Imágenes gentileza de Cristian Riquelme

SE ESTRENÓ LA OBRA DE JUAN MANUEL RIZZI CON UNA SOBERBIA ACTUACIÓN DE MARIANO AUFRANC

Acostumbrados a los malabares literarios de las anteriores obras de Juan Manuel Rizzi, en los que «juega» con la historia y particularmente con las elipsis temporales de los hechos, sorprende intensamente su nueva alquimia dramática. Toma los escasos momentos documentales existentes de la «Masacre de Cañuelas» amalgamados con la inspiración producto de la obra de la Madre de Plaza de Mayo Laura Bonaparte «El Mundo Guarda Silencio», más crónicas de la época como testimonios del encargado del Camping Smata y el entonces jefe de Bomberos Juan Mazzochi, y puestos en la «procesadora de su bella dramaturgia» creó esta obra de arte de la poesía.

En la madrugada del 12 de junio de 1976 un grupo de detenidos-desaparecidos fueron masacrados ejecutándolos a tiros y luego prendidos fuego frente al Campo de Smata. Entre las víctimas había una mujer con embarazo a término. El encargado del campo avisó a la policía. Cuando los bomberos apagaron el incendio de los cuerpos, apareció el cuerpito que había salido del vientre materno estallado, aún pendiendo del cordón. Se conoce desde entonces como «La Masacre de Cañuelas».

La conjunción perfecta se produce con una memorable actuación escénica del excelente actor Mariano Aufranc haciendo gala de una metamorfosis continua y permanente que, sin solución de continuidad, lo convierte en Celeste, Bombero, Jesús y Mamá. Impecable en la piel y las emociones de los cuatro personajes imaginados por Rizzi para su obra «Hijo de Fuego».

Quienes conocen la historia de aquel fatídico 1976 en los alrededores del Campo recreativo de SMATA con los atroces crímenes de la dictadura y en particular los fusilamientos e incendio de cuerpos en la zona, se trasladan con la obra al infierno de SMATA, a las hogueras, al sitio donde se esparcieron restos humanos y a detenerse frente al niño arrojado del vientre materno viviendo un «eterno» instante. La obra sacude la mente, trastoca sentidos y confunde emociones.

Todo el espectáculo tiene al «fuego» como hilo conductor, como latiguillo permanente, como golpeteo interminable desde el comienzo.

Y es así como el espectador siente escalofríos al oír a Celeste, el encargado del Camping, hablarle al niño: -«Mi madre dijo: Celeste, te llamarás Celeste. Celeste fue tu cuna, celeste es el color del cielo que el río refleja cuando está tranquilo… y desde entonces guardaron silencio. Hasta ahora. Que entiendo el milagro. Yo hijo del agua, Jesús, hijo del fuego…».

O cuando el bombero luego de jugar entre la idea de que puede y no puede «apagar todos los fuegos del mundo» recuerda aquel momento con un paralizante: «Llegamos tarde». Cuenta dos veces los cuerpos quemados, levanta al niño y exclama: «Un angelito, vuela mi amor, vuela».

Y en el impresionante diálogo entre Jesús y la Mamá en que ella insiste en que no nacerá, porque los milagros no existen, el pequeño trata de hacerle ver que Ya ha nacido aunque también ya haya muerto. La madre lascerante: «De qué sirve la vida si no puedo darte más que fuego».

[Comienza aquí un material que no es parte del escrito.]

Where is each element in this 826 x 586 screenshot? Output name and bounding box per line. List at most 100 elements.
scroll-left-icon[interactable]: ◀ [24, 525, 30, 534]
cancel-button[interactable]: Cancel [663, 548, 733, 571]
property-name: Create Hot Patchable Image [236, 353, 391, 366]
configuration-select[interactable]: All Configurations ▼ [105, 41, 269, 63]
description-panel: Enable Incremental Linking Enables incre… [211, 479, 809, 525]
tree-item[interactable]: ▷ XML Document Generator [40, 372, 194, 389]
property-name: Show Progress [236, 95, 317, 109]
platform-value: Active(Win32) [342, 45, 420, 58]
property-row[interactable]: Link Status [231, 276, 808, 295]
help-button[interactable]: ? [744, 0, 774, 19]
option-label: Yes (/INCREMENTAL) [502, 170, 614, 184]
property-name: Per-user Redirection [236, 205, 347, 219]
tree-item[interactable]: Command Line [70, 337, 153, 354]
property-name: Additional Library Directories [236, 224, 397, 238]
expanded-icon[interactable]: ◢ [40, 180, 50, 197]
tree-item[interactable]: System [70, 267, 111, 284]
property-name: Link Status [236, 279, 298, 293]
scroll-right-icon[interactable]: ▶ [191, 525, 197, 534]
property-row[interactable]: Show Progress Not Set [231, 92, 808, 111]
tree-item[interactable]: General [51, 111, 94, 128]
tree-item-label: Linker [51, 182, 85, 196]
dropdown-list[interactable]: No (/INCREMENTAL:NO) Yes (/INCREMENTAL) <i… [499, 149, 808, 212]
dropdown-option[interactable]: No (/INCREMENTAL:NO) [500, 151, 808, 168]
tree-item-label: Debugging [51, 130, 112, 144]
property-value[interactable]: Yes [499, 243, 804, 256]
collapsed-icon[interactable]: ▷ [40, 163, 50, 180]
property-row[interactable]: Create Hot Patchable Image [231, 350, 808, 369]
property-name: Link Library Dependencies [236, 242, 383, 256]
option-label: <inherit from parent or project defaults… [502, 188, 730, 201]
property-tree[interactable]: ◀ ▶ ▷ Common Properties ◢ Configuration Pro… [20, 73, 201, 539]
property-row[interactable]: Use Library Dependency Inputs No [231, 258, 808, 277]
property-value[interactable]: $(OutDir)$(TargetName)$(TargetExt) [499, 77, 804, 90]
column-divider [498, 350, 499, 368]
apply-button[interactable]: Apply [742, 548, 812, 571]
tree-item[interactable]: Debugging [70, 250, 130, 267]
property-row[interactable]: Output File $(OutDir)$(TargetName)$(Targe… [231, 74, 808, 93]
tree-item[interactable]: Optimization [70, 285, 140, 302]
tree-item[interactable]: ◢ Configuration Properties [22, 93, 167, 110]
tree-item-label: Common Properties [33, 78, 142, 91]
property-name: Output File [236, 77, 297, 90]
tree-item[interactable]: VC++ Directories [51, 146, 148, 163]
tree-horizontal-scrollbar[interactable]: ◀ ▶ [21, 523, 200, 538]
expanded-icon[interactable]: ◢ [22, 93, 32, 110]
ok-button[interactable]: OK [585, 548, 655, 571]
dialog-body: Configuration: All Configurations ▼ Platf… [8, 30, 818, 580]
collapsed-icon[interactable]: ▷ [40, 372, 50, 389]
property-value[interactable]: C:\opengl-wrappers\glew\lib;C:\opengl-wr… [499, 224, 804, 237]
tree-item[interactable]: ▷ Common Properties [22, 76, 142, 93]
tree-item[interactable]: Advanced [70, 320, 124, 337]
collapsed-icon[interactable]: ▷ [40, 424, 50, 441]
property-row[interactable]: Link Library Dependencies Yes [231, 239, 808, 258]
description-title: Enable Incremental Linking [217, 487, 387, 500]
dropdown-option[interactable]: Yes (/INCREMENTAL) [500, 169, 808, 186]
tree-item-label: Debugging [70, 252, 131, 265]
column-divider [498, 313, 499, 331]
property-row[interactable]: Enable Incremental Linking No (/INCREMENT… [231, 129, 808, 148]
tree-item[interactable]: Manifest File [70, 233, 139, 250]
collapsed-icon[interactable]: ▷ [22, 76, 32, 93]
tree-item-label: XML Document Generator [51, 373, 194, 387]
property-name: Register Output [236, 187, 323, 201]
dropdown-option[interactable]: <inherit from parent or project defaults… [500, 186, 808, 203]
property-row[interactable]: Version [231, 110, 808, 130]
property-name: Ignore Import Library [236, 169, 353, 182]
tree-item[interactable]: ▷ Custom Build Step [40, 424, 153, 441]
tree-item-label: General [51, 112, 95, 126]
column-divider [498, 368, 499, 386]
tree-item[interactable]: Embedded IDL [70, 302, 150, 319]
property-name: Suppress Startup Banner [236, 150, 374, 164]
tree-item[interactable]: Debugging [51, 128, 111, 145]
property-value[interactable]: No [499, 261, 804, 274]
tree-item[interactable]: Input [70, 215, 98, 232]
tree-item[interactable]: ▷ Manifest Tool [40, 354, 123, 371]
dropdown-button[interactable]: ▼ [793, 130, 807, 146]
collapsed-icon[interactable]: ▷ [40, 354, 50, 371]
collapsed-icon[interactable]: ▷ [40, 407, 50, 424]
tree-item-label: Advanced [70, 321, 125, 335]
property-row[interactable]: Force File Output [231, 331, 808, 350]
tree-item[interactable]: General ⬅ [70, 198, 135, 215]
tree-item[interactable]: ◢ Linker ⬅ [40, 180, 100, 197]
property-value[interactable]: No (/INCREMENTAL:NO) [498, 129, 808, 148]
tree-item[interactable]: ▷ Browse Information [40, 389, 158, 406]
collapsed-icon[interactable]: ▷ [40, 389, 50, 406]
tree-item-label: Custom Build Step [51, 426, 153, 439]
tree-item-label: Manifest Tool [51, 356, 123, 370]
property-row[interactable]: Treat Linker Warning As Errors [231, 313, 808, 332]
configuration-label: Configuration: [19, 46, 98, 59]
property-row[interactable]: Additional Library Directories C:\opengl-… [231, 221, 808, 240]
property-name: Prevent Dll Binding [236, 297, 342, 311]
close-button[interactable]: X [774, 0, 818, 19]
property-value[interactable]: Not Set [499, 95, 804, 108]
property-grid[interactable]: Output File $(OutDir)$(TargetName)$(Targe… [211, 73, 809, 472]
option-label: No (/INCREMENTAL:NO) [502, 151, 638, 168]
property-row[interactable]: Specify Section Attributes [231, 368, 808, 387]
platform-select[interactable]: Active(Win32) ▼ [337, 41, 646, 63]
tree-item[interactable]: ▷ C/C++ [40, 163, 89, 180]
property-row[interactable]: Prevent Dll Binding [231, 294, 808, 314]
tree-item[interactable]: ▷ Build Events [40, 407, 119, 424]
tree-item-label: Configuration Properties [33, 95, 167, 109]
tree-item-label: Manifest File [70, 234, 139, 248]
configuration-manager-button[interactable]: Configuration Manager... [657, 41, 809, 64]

Aufranc juega con la magia del texto pero también lo hace con lo mágico de su cuerpo, su voz, su gestualidad, su risa y su llanto, con el sentir de los personajes a los que les da vida.

En la platea, casi completa, no se escucha siquiera el ruido de las respiraciones. La idea constante de la muerte y la presencia pertinaz del humo y los calores del incendio que habitan el escenario son vividos por la belleza de la poesía con que transcurre la obra.

Resulta tan interesante la propuesta que no es posible analizar el texto sin la actuación, ni viceversa. Hijo de Fuego no puede imaginarse sin Rizzi-Aufranc, no se puede explicar si no es en el conjunto de guion-artista y puesta en general. Es un todo indivisible cuyas partes se conjugan armónica y placenteramente.